Réduction des libéralités
Lorsque le défunt a, par donation ou testament, transmis des biens d’une valeur supérieure à sa quotité disponible, ses héritiers réservataires peuvent en demander le retour, en tout ou partie, dans la succession.

Renonciation anticipée à exercer l’action en réduction (RAAR)
Acte notarié, aussi appelé « pacte de famille », dans lequel un héritier réservataire renonce par avance à remettre en cause une libéralité (donation, legs) qui porterait atteinte à sa part de réserve.

Représentation
Dans une succession, mécanisme juridique qui permet à un petit-enfant d’hériter du défunt en prenant la place (en « représentant ») de son père ou sa mère qui aurait hérité s’il n’était pas décédé antérieurement.

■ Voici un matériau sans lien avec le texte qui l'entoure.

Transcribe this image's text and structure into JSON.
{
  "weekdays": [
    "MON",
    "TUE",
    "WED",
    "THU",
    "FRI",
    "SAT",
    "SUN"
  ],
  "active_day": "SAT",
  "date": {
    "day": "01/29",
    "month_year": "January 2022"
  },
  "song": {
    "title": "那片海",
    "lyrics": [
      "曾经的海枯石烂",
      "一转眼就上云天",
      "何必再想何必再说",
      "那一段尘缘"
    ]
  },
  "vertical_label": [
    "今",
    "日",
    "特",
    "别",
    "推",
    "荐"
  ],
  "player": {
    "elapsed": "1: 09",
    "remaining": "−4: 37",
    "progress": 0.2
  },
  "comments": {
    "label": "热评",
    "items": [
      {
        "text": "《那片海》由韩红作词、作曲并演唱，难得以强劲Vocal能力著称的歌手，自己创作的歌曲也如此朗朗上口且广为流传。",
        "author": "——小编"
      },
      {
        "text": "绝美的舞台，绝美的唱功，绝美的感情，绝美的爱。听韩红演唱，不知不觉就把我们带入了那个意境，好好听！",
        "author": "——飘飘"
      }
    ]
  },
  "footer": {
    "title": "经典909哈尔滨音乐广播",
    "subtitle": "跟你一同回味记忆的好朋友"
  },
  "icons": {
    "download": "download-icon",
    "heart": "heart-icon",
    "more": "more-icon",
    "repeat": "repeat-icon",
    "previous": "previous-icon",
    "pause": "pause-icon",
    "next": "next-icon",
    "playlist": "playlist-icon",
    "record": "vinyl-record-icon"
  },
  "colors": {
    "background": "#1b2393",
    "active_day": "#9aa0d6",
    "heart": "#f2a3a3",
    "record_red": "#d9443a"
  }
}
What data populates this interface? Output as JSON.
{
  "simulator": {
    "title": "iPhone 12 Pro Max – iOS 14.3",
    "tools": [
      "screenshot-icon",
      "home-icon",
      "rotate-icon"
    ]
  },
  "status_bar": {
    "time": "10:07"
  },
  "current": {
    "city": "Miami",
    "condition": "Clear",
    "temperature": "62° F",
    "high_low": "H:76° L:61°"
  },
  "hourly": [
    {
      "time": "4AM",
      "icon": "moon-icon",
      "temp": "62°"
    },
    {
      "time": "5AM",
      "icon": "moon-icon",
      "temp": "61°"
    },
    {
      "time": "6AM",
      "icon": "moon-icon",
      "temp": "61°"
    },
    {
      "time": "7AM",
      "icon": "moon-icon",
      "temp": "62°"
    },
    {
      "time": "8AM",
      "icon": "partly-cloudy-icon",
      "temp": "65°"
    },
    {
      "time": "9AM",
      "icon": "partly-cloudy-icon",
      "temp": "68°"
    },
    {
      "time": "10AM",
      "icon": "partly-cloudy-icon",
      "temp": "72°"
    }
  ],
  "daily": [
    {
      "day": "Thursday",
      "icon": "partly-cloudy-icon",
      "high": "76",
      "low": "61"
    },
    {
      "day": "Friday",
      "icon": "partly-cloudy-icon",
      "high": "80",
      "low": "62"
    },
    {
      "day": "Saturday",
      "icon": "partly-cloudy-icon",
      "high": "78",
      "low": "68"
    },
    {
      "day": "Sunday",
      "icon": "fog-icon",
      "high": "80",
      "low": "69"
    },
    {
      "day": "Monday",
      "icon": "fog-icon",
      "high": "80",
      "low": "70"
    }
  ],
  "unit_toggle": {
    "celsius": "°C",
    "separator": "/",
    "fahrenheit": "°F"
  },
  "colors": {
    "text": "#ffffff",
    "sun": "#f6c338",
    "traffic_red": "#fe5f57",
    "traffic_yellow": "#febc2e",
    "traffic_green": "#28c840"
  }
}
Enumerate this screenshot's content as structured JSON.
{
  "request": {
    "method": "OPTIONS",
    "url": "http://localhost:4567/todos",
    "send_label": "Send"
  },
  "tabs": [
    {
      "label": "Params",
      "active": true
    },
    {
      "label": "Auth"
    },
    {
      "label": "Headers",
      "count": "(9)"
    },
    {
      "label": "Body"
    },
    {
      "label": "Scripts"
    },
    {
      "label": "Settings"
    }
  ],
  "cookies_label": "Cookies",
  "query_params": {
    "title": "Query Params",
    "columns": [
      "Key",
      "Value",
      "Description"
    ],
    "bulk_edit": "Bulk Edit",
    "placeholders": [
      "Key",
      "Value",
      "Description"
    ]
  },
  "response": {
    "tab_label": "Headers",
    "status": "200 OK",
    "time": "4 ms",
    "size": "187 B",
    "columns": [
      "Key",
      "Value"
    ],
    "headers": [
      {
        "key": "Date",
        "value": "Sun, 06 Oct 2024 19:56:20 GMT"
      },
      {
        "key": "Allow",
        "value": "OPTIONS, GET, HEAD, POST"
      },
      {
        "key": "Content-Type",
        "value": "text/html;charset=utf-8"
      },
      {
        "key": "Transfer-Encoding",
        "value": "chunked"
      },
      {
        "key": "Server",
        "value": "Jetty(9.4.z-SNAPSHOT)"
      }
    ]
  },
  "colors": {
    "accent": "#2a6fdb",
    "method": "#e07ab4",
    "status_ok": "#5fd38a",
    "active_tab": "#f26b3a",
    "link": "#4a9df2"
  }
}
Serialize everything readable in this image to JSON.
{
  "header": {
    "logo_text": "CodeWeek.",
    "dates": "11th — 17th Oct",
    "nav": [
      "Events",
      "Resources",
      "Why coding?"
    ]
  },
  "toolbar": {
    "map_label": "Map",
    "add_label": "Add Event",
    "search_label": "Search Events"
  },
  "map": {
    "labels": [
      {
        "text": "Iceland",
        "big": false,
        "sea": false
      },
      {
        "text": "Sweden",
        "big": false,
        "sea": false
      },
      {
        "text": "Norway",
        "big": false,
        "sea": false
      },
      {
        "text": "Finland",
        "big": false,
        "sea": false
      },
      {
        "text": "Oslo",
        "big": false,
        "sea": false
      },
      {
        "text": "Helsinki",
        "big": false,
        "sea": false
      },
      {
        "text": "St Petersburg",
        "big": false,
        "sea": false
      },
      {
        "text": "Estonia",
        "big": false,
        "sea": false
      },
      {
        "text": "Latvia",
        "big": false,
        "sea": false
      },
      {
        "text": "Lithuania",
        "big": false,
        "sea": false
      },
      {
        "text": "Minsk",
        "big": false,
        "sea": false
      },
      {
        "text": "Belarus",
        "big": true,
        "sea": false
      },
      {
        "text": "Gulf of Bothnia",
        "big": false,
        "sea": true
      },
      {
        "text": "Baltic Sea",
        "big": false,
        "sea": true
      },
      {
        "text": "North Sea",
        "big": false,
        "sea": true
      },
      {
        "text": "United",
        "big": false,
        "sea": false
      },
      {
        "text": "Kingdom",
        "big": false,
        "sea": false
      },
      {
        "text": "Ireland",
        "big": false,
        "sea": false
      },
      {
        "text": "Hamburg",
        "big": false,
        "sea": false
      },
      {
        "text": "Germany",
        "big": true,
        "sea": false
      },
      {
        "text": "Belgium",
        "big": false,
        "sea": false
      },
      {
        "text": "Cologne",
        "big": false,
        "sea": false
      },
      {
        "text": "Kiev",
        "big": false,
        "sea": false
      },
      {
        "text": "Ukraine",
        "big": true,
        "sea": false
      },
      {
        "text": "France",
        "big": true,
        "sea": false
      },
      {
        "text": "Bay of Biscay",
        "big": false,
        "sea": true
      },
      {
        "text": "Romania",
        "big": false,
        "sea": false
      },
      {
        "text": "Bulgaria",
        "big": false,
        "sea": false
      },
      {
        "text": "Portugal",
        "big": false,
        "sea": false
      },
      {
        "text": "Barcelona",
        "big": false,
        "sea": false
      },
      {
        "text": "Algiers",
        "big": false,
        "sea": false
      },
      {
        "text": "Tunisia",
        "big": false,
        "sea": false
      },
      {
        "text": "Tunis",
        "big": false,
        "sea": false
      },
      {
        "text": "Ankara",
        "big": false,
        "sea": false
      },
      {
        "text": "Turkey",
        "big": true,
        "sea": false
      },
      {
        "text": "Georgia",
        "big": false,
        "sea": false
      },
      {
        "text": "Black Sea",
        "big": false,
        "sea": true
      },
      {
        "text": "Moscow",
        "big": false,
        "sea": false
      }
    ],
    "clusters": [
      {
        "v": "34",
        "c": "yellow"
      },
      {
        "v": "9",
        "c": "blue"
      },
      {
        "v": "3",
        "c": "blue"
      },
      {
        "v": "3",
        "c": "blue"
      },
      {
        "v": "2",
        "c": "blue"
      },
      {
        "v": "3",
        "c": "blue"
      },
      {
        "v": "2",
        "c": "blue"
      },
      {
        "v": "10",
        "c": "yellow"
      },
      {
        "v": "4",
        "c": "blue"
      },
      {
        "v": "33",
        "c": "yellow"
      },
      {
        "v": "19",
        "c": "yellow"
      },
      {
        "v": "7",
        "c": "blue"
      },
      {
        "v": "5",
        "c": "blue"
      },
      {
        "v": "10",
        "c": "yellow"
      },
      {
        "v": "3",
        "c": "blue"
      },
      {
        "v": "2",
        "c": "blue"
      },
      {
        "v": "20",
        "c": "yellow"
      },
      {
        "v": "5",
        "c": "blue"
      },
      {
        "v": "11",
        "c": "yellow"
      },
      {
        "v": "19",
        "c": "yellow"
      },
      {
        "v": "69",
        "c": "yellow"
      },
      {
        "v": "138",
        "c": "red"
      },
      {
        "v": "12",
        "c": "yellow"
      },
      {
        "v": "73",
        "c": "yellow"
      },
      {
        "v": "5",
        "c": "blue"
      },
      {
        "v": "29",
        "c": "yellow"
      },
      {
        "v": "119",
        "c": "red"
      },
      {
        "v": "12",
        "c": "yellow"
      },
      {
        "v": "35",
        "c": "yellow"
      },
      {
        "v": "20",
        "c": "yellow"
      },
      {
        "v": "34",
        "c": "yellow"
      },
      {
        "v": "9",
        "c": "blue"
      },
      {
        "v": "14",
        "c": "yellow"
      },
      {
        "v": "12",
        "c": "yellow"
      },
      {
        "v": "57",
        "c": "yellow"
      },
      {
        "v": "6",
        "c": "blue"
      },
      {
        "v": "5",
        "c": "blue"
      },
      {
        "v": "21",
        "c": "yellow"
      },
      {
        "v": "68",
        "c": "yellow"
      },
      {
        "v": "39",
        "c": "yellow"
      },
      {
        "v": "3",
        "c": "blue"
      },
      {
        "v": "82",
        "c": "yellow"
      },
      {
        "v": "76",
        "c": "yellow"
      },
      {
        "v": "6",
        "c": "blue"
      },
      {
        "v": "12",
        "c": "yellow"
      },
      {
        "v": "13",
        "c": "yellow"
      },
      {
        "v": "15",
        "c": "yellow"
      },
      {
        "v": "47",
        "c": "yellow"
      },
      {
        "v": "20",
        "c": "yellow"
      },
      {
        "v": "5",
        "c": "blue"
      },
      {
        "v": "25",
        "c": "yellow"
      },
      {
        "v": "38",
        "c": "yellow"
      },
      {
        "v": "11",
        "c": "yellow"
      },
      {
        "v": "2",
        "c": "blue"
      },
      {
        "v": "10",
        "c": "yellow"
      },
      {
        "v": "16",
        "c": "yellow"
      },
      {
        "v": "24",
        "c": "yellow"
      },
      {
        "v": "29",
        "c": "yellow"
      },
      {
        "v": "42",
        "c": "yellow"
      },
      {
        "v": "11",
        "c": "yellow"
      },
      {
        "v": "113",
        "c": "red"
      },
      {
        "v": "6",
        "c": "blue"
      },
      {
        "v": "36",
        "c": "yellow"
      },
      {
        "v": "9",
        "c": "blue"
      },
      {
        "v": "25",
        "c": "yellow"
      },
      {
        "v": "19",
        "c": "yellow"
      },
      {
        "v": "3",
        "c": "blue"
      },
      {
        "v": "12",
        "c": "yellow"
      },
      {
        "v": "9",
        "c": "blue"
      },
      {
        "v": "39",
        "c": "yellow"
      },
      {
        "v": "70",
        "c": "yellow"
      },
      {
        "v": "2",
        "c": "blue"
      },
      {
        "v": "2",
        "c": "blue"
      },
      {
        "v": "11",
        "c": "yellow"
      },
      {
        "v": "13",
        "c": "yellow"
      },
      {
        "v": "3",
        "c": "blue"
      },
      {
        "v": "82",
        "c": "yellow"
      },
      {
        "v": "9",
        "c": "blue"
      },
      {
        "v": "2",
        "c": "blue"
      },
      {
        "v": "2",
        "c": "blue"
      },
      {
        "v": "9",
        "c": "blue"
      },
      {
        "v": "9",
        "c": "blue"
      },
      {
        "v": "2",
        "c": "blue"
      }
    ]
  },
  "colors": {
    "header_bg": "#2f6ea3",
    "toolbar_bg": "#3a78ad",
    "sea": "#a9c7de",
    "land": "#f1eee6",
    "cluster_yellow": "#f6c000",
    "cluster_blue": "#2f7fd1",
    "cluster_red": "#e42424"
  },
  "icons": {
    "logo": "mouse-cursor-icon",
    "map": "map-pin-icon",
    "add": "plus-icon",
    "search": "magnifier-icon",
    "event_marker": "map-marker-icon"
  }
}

Si le défunt n’a pas de descendants, la représentation joue en faveur des neveux et nièces dont les parents auraient pu hériter s’ils n’étaient déjà décédés.

Réserve héréditaire
Fraction de son patrimoine dont une personne ne peut pas disposer librement par donation ou testament lorsqu’il existe des héritiers réservataires : descendants, conjoint. Par opposition, la part que l’on peut donner librement ou est appelée « quotité disponible » (voir ce mot). De fait, les héritiers réservataires ne peuvent pas être totalement déshérités. Depuis 2007, un héritier réservataire peut renoncer à l’avance dans un « pacte de famille » à remettre en cause une libéralité (donation, legs) qui porterait atteinte à sa part de réserve.

Séparation de biens
Régime matrimonial dans lequel chaque époux est seul propriétaire de ses biens et de ses revenus. Il n’y a pas de biens communs aux époux, mais il peut y avoir des biens en indivision (voir ce mot) si les époux les acquièrent ensemble. Pour adopter le régime de la séparation de biens, les époux doivent passer un « contrat de mariage » (voir ce mot) notarié.

Testament authentique
Testament notarié. Le testament authentique » doit être reçu par deux notaires ou par un notaire assisté de deux témoins comprenant la langue française. Le testateur dicte ses dispositions testamentaires au notaire. Ce dernier les relit ensuite au testateur en présence du second notaire ou des témoins.

Testament olographe
Testament rédigé « sous seing privé ». C’est, de loin, le plus courant. Le terme olographe signifie « entièrement écrit à la main ». En effet, pour être valable, le testament doit être entièrement écrit, daté et signé de la main même du testateur.

Testament-partage
Acte par lequel une personne répartit tout ou partie de son patrimoine entre ses enfants en prévision de son décès. Un tel acte tient à la fois du testament et de la donation-partage. Mais, contrairement à la donation-partage, qui est immédiate, il ne prend effet qu’au décès du testateur. Jusque-là, celui-ci est libre de modifier, voire d’annuler son testament-partage. Toute personne peut faire son testament-partage au profit de ses héritiers légaux. Par exemple, un célibataire sans enfants peut répartir sa succession entre ses frères et sœurs.

Testateur
Personne qui « teste », c’est-à-dire qui fait son testament.

Usufruit
Droit d’usage et de jouissance d’un bien dont une autre personne a la nue-propriété (voir aussi Démembrement de propriété).